The raid, in truth, did little damage to Japan and that was easily repaired. But it did, undeniably, raise morale in the United States. Still, risking half the U.S. Navy’s carriers to accomplish this might have seemed reckless except …
The Japanese high command was so shocked by the raid that it decided to send its fleet east to finish the fight with the U.S. Navy and ensure that this would never happen again. The Dolittle raid, then, led to the Battle of Midway.
Also, Japanese message traffic increased significantly after the raid and this was a boon to American code breakers whose work was crucial to the victory at Midway.
On April 18th there is a reunion of the Dolittle Raiders. Sixty-one of the eighty survived the war. Now, there are four. Three of them, are back in northwest Florida for this year’s reunion: Lt. Col. Richard E. Cole, 97, Lt. Col. Edward Saylor, 95, and Staff Sgt. David J. Thatcher, 92. Lt. Col. Robert L. Hite, 95, is ill and cannot attend.

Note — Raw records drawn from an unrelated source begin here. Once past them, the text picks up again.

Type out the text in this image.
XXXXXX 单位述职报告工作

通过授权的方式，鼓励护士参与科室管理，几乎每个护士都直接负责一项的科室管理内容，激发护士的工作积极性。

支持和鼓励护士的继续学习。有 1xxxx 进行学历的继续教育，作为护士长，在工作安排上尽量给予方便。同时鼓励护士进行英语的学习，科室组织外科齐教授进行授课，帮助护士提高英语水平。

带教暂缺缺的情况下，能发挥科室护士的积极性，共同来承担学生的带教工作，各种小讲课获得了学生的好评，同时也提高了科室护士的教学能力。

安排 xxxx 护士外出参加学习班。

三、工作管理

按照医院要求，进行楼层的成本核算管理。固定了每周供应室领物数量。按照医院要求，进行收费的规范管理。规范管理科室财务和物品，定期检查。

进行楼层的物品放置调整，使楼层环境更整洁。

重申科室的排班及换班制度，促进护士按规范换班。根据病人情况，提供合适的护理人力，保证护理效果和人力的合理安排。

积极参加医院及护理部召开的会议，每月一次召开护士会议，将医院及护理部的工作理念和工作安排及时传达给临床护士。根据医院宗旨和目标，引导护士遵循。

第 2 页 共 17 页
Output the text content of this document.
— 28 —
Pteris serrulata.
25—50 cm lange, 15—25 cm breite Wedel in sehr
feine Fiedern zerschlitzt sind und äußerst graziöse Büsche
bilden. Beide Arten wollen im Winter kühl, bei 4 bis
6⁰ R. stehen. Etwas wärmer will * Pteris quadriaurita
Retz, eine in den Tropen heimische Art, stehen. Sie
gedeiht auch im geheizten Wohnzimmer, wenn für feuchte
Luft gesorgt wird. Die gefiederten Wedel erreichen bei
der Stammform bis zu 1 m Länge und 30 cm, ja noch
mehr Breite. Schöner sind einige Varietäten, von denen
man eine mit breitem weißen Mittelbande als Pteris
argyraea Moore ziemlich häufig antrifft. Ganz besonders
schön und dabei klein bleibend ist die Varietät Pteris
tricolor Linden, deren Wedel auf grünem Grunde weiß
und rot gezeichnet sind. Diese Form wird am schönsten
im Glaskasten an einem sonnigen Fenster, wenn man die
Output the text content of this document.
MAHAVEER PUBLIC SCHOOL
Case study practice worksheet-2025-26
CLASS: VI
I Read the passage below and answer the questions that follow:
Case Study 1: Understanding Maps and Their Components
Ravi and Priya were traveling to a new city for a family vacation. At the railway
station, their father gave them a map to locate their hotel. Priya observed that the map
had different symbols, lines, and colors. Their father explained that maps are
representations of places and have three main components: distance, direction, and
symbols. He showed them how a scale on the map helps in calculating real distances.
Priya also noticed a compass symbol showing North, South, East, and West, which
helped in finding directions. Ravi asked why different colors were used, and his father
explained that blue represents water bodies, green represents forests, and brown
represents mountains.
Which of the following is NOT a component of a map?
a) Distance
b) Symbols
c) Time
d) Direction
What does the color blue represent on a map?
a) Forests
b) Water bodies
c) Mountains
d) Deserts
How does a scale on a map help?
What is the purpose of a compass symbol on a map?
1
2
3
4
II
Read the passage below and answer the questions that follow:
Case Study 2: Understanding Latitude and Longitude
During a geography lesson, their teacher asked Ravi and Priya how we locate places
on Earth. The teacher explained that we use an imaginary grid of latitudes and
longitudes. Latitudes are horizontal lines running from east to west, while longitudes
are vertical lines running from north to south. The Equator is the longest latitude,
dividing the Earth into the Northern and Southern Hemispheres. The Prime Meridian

There will not be another reunion, this is the last. At every reunion, a set of 80 silver goblets, each engraved with a raider’s name, is flown from the U.S. Air Force Academy to the reunion site and the goblet bearing the name of any man who has passed in the last year is ceremoniously turned upside down. The original plan was for the last two survivors to break open a bottle of 1896 cognac, kept on hand for the occasion, pour some into their two goblets and raise a toast themselves and the other 78.